After the action of gastric and pancreatic enzymes, the protective effects of chachafruto proteins against oxidative stress were induced through the capacity shown by released low molecular weight peptides to scavenge radicals. Moreover, high molecular weight peptides contained in the CPC and GIDCPC were able to activate macrophages to release immunoresponse-associated mediators such as NO, while peptides contained in the GDCPC could protect cells from LPS challenge, reducing that biomarker. In conclusion, chachafruto proteins can be considered an alternative protein source with promising nutritional and biological properties after degradation in the gastrointestinal tract, releasing essential amino acids and bioactive peptides.
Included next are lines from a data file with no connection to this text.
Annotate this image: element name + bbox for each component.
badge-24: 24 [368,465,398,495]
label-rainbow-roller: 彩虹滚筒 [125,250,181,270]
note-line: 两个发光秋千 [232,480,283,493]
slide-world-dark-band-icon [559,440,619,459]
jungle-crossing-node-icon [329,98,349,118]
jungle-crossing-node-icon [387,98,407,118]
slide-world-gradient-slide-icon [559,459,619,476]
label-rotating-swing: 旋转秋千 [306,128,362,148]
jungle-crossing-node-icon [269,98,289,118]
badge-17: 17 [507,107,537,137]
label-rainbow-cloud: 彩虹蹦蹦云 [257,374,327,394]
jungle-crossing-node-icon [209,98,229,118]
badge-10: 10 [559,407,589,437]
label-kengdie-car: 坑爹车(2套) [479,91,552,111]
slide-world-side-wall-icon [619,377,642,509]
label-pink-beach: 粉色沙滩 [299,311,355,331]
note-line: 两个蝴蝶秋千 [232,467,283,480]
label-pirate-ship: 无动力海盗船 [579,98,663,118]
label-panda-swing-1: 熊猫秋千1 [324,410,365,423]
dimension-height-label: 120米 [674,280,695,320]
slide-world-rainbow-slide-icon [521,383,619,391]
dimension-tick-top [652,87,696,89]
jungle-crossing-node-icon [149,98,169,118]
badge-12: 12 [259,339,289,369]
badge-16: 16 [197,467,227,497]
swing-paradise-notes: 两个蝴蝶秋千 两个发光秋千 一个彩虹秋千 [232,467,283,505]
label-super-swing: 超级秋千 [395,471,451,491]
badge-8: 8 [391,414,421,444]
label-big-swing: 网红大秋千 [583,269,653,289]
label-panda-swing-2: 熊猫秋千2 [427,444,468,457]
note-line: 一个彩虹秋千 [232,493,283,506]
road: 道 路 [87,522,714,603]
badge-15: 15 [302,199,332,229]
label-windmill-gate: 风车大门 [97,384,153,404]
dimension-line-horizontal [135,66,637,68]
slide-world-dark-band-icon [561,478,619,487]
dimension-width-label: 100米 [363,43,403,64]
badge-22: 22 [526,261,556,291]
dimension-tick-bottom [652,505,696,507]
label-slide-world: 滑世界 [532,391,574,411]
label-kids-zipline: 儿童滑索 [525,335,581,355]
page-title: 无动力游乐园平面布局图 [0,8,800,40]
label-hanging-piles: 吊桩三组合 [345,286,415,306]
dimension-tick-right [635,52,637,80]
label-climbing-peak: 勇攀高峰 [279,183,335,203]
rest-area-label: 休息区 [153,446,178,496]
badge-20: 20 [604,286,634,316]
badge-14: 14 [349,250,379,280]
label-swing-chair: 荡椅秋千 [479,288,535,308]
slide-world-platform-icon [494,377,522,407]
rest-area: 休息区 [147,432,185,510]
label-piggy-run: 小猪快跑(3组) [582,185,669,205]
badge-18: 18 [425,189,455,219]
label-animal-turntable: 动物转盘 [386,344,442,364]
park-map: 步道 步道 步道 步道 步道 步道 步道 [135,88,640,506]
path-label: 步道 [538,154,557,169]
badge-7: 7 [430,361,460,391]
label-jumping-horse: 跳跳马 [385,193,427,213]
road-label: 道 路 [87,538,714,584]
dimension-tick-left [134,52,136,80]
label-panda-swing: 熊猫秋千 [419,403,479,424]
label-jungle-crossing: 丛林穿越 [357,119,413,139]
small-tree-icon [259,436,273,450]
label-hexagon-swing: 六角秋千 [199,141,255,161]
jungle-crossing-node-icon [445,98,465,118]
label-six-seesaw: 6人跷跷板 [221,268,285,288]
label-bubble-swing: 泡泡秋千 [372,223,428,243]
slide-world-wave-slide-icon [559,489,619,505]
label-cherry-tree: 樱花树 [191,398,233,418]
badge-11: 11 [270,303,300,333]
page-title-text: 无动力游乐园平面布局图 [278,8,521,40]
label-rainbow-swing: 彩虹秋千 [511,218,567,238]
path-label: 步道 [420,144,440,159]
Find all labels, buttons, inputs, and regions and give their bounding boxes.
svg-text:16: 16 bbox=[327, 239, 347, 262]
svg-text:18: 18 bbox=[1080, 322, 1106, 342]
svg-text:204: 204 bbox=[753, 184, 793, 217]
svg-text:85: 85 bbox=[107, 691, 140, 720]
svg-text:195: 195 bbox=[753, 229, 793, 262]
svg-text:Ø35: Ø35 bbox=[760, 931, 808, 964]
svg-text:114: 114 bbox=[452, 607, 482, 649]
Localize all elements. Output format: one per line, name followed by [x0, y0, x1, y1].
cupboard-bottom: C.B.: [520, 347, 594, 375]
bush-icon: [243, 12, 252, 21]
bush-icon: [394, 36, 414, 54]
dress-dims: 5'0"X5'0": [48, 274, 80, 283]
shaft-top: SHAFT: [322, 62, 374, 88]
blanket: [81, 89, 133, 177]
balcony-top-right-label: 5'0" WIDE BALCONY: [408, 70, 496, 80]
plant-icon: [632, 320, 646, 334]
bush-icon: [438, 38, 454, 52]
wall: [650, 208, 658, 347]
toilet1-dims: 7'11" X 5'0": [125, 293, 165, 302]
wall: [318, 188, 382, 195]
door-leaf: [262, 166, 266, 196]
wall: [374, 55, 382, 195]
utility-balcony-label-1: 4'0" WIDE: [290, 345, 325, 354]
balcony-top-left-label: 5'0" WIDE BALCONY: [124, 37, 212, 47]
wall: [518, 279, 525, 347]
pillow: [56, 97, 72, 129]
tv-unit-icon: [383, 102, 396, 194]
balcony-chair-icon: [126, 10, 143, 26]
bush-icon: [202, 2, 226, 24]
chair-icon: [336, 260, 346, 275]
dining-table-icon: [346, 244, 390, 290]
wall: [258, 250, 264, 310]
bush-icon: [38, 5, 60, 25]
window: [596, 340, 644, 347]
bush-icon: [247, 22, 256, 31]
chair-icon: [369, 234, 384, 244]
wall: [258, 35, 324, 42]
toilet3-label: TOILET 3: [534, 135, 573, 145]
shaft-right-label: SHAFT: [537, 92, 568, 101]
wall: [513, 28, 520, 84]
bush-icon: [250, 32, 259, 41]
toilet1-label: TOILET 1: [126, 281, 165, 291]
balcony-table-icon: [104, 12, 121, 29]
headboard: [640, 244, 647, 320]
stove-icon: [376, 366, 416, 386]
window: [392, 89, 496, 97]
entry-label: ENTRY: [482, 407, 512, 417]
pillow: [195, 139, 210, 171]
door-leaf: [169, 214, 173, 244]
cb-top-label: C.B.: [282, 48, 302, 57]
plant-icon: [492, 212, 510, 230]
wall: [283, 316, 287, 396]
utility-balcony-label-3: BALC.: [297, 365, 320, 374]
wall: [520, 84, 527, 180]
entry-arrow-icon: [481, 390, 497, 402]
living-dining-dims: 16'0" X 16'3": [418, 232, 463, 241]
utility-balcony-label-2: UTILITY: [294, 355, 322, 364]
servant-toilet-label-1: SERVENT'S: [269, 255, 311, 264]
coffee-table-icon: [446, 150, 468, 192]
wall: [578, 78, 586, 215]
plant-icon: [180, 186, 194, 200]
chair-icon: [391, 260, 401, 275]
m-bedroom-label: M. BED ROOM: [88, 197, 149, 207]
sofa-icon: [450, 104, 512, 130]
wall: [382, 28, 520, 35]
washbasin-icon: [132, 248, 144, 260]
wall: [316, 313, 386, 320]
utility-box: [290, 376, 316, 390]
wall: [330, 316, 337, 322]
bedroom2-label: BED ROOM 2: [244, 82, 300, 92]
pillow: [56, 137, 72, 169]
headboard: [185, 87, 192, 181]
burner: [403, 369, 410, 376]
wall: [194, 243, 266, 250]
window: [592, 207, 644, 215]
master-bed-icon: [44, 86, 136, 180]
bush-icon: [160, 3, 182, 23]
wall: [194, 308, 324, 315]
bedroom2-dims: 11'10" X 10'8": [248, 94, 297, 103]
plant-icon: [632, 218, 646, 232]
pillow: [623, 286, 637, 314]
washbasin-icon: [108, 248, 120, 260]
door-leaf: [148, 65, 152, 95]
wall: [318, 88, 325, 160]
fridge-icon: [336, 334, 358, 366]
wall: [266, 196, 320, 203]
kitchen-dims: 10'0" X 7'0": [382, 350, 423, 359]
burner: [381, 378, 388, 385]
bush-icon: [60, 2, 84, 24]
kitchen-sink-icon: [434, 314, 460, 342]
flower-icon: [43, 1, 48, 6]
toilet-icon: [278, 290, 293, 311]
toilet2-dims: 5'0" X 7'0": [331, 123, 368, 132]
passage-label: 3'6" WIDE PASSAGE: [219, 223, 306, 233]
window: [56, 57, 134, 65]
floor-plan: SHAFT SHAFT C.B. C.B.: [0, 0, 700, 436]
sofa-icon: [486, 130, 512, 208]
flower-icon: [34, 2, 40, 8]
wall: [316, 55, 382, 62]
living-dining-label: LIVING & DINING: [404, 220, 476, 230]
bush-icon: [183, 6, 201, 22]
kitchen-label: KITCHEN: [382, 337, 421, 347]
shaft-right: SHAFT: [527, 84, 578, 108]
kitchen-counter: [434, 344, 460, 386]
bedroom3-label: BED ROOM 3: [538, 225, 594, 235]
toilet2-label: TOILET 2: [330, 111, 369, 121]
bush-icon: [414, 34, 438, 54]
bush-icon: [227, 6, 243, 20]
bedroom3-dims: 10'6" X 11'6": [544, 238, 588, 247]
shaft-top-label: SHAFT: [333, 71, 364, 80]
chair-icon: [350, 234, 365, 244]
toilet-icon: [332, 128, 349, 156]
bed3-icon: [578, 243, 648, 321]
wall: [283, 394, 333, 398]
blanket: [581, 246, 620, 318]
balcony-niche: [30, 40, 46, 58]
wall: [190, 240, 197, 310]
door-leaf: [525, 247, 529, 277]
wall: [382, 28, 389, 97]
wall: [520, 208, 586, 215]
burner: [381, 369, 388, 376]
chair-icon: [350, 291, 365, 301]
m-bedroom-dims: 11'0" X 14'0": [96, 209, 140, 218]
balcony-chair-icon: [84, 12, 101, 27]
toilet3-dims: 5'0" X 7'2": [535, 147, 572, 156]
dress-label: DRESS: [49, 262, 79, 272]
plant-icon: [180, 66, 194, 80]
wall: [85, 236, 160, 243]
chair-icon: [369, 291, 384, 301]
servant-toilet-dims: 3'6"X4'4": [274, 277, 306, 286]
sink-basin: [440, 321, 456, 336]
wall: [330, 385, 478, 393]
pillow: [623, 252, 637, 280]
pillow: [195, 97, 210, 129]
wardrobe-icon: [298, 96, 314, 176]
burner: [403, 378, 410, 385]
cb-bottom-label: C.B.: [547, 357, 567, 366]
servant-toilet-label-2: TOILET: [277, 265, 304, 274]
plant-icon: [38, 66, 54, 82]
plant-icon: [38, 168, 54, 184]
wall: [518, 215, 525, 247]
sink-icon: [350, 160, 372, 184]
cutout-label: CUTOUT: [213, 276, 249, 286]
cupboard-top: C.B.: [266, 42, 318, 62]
Further research focused on the identification of peptides responsible for the beneficial effects and the confirmation of their bioavailability should be conducted to promote the use of these proteins as a new antioxidant and immunostimulatory ingredient in functional foods and nutraceuticals.